Local governments can significantly contribute to India’s economic development by delivering basic infrastructure and services — such as irrigation, roads, sanitation, education, and health care. They are in a better position to align local needs with development projects. It is thus no surprise that several developed and developing countries depend on local governments to provide basic services to their citizens. While India has been familiar with local governments since ancient times, this system was disturbed during the British period. It was revitalised after Independence, and the Constitution was amended in the early 1990s to empower the third tier of government. However, it is still not functioning as intended. Fortunately, the need to empower local governments is well accepted. The ruling Bharatiya Janata Party also promised to facilitate fiscal autonomy for Panchayati Raj Institutions in its manifesto.
In this context, a recent working paper published by the World Bank and titled “Two Hundred and Fifty-Thousand Democracies: A Review of Village Government in India” has emphasised a greater devolution of “Funds, Functions and Functionaries” to the local government. With a comprehensive review of literature on the political economy of third-tier governments in India, it proposed measures to enhance the fiscal and administrative capacity to counteract the trend of “re-centralisation” driven by the digitisation of payments. Local governments across the world, on average, receive 10 per cent of total tax revenue. As highlighted in a recent Reserve Bank of India study, in some European countries — Finland, Iceland, and Switzerland — the amount is more than 20 per cent. Local governments in India, however, are severely resource-constrained and depend on grants from higher levels of government. Panchayats’ own revenues constituted only 1 per cent of the total revenue receipts in 2022-23. Consequently, grants from higher-tier governments become the principal source of revenue, contributing more than 95 per cent of receipts. Limited revenue-raising capacity curtails their autonomy in expenditure decisions. As the 15th Finance Commission noted, “untied” expenditure constituted only 40 per cent of their total expenditure, indicating they function more as executor of central- and state-government schemes rather than a proactive entity in decision-making and policy formulation.
It is thus imperative to enact necessary legislative changes to strengthen local governments. The Constitution should clearly specify the powers and functions of Panchayats and municipalities, across various subjects. Elections to local bodies must be conducted fairly and at regular intervals. Effective fulfilment of these functions, however, will depend heavily on having adequate financial resources. In this context, the Constitution mandates the establishment of a State Finance Commission (SFC) in each state every five years to facilitate greater devolution from state governments to local bodies. However, there have been significant delays in the formation of SFCs in most of the states. Even when they are constituted, devolution remains inadequate. Therefore, it is important to improve the existing mechanism to ensure states make the necessary devolution. A system can also be evolved to allocate funds directly from the Central Finance Commission.

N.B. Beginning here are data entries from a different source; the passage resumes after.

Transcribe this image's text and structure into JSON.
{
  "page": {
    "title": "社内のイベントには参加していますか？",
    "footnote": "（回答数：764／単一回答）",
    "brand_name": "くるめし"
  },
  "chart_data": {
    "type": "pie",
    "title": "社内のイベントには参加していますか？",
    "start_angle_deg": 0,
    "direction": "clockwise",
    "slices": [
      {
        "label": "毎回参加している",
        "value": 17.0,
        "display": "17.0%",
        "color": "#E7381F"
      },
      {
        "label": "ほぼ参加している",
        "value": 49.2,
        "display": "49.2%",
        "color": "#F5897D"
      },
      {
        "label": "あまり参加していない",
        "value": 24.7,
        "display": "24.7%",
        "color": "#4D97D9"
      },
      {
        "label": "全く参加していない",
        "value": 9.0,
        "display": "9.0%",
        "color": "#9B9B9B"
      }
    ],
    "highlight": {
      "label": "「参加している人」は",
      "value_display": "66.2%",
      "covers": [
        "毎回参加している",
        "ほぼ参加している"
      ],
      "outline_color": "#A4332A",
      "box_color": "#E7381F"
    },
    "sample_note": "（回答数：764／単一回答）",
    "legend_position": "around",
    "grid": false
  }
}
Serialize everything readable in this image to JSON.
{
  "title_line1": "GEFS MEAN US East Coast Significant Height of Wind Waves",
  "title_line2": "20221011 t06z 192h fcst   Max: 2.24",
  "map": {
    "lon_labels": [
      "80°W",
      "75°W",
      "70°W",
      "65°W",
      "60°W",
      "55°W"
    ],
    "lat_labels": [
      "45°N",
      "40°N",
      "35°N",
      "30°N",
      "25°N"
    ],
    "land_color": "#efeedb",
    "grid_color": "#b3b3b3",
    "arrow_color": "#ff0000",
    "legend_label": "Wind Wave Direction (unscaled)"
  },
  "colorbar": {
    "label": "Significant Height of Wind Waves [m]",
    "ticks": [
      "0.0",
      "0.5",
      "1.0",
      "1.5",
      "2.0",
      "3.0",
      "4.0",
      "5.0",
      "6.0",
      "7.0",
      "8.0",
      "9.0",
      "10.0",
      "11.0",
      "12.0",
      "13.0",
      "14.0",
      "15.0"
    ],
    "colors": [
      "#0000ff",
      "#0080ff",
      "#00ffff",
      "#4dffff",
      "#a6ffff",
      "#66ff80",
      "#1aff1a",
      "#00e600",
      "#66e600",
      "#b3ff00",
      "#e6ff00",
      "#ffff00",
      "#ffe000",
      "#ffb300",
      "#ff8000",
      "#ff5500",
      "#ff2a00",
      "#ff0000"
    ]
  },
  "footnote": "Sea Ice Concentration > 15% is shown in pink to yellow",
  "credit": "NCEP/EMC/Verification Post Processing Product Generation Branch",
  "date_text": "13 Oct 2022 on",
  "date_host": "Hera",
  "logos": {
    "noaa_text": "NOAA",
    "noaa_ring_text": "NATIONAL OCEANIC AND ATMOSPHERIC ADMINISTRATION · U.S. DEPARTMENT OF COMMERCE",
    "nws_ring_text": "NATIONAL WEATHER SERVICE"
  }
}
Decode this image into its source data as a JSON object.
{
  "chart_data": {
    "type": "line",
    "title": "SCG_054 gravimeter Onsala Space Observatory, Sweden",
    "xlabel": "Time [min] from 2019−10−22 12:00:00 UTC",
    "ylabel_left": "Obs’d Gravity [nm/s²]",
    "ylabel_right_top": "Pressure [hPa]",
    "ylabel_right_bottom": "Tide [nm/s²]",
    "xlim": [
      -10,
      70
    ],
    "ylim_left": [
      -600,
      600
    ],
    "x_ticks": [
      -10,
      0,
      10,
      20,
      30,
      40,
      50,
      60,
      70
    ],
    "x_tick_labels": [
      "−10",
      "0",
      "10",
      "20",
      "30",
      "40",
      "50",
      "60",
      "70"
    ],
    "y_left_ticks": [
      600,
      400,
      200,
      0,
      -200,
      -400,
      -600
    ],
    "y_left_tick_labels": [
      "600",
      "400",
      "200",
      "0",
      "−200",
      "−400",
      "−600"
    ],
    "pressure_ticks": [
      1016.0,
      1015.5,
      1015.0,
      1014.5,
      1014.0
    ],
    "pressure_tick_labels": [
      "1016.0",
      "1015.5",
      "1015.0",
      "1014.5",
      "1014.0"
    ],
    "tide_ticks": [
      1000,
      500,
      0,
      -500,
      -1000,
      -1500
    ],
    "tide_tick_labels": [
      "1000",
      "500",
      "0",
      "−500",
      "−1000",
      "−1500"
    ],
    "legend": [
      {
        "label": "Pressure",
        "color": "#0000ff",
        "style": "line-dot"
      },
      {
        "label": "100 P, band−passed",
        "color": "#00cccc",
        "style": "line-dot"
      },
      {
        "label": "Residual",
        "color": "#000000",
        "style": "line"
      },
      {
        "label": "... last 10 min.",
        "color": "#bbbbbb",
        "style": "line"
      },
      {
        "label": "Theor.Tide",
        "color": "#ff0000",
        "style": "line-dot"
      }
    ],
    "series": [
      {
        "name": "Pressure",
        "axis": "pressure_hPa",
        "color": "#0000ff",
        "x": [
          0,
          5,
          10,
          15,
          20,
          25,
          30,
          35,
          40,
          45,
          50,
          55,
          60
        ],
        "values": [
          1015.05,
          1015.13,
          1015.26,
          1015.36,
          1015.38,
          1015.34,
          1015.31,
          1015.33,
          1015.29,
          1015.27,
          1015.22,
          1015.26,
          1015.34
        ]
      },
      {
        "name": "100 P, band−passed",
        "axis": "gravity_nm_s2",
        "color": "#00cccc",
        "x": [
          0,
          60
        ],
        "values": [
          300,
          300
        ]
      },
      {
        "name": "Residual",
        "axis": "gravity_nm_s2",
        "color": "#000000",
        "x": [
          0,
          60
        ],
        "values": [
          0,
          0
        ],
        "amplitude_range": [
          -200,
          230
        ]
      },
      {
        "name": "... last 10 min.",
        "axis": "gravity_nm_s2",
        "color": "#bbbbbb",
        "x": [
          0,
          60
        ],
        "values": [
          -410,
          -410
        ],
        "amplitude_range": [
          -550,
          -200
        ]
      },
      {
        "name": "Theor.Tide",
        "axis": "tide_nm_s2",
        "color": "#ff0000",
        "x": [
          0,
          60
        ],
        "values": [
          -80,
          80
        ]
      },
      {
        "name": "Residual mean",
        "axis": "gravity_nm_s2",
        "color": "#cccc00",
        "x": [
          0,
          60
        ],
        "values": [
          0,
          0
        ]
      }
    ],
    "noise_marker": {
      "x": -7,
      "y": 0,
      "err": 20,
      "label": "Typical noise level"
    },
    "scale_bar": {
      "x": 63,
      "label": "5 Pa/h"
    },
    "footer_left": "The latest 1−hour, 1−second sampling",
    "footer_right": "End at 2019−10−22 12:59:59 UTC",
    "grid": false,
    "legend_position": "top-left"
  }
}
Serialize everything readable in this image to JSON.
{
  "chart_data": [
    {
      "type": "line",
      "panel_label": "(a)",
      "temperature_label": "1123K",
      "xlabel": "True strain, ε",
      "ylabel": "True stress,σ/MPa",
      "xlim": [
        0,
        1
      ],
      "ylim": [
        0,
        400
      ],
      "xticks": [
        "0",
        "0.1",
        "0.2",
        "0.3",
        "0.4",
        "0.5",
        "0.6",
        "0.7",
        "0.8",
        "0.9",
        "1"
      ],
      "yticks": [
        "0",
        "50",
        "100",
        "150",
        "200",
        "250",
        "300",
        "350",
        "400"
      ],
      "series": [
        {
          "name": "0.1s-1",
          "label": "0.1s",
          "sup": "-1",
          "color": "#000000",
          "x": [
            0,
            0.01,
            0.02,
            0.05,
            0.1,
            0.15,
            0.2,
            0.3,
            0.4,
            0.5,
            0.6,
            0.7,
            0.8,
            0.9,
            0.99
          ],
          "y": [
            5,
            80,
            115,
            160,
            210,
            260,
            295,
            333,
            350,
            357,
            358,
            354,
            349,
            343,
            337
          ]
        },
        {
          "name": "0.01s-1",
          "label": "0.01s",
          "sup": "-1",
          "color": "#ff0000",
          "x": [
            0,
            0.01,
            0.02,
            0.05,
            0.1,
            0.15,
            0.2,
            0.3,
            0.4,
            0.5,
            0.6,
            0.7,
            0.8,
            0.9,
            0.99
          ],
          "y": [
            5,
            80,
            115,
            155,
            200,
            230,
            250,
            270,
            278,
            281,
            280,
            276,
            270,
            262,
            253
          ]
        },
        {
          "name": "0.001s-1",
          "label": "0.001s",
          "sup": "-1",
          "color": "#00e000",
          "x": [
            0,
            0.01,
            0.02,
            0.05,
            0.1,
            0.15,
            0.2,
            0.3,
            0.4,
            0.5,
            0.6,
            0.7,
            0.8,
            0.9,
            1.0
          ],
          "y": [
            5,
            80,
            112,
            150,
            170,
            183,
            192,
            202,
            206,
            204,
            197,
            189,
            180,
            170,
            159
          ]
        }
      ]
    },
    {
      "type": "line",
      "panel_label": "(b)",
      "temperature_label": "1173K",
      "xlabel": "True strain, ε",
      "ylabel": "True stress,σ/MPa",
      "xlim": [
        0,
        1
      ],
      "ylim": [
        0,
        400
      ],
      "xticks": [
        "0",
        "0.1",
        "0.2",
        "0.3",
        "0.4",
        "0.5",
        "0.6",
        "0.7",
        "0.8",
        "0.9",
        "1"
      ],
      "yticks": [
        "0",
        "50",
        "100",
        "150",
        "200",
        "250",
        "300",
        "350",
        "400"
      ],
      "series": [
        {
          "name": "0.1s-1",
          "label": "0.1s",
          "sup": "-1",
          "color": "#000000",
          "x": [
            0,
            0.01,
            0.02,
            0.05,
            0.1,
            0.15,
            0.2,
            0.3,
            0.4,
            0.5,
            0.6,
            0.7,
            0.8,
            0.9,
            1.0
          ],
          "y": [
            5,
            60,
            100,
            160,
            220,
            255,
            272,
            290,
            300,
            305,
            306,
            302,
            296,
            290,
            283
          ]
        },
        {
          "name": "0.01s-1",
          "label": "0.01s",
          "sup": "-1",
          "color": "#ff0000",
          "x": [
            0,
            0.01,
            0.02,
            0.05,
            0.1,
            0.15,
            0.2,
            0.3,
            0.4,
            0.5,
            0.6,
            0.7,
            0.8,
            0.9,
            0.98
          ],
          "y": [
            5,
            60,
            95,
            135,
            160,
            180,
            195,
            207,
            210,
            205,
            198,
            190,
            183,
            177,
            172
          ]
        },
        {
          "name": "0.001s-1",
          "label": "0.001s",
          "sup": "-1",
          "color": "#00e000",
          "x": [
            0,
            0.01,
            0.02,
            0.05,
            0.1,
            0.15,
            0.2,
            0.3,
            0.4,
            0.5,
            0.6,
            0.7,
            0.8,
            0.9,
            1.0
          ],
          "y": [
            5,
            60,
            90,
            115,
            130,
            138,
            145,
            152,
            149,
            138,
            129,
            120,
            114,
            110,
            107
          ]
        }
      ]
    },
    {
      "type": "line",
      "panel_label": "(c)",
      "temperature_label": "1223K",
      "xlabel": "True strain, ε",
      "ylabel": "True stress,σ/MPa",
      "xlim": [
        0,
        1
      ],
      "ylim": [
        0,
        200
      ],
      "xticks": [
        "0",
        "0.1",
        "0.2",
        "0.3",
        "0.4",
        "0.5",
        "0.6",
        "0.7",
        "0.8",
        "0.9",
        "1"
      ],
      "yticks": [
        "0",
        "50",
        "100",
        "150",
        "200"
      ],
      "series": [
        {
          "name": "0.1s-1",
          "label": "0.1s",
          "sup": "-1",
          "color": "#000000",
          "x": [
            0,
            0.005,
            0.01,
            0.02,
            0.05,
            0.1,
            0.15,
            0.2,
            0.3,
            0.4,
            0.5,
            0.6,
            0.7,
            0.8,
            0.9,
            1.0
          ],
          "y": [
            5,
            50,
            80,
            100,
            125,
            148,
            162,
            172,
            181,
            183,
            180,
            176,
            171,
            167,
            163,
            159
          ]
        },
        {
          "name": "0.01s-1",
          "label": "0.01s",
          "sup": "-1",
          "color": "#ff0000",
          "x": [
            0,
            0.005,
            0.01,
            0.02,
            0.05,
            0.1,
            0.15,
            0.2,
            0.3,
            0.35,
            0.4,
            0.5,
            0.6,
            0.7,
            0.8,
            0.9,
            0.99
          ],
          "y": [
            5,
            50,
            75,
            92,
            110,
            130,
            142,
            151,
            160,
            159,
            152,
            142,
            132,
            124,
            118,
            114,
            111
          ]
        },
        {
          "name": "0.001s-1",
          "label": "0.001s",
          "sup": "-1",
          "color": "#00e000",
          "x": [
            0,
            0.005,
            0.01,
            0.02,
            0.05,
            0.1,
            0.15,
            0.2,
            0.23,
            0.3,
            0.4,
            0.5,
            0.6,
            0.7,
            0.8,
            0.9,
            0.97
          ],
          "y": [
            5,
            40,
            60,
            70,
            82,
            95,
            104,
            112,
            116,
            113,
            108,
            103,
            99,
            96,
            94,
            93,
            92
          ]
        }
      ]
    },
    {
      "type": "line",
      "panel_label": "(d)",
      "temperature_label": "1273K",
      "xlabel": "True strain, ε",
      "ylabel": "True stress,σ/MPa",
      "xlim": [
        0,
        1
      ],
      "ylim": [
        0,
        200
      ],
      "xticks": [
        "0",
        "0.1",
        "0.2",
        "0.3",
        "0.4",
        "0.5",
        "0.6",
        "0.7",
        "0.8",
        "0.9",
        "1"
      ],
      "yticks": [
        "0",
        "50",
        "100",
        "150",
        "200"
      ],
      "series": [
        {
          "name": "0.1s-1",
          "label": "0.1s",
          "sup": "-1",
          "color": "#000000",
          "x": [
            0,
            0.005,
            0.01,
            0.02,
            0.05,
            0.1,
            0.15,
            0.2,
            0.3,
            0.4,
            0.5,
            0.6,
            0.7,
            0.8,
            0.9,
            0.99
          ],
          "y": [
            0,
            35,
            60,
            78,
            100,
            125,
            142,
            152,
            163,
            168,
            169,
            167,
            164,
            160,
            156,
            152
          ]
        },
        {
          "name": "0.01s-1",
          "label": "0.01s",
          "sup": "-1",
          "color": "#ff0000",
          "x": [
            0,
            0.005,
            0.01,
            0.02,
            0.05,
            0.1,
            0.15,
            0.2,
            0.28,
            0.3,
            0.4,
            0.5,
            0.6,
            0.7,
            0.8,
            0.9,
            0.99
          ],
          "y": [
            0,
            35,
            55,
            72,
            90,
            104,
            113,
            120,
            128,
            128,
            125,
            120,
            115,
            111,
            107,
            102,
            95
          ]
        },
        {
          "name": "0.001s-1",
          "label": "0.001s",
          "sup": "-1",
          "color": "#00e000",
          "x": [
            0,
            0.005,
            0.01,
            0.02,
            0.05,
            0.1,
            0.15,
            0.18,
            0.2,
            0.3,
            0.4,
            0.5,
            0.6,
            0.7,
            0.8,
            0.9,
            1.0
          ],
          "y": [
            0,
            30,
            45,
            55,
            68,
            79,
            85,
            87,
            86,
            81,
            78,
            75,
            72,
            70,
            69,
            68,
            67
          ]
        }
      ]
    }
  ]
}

Besides adequate funding, it is important to build capacity and enhance transparency in local governments. For instance, the absence of a consolidated database for receipts and expenditures of local governments poses a constraint. Proper accounting will not only improve accountability but also facilitate informed decision-making and efficient resource allocation. Further, as recommended by the World Bank paper, an independent and credible mechanism can be developed to evaluate local-government performance. It is time for India to start strengthening local governments to improve developmental outcomes.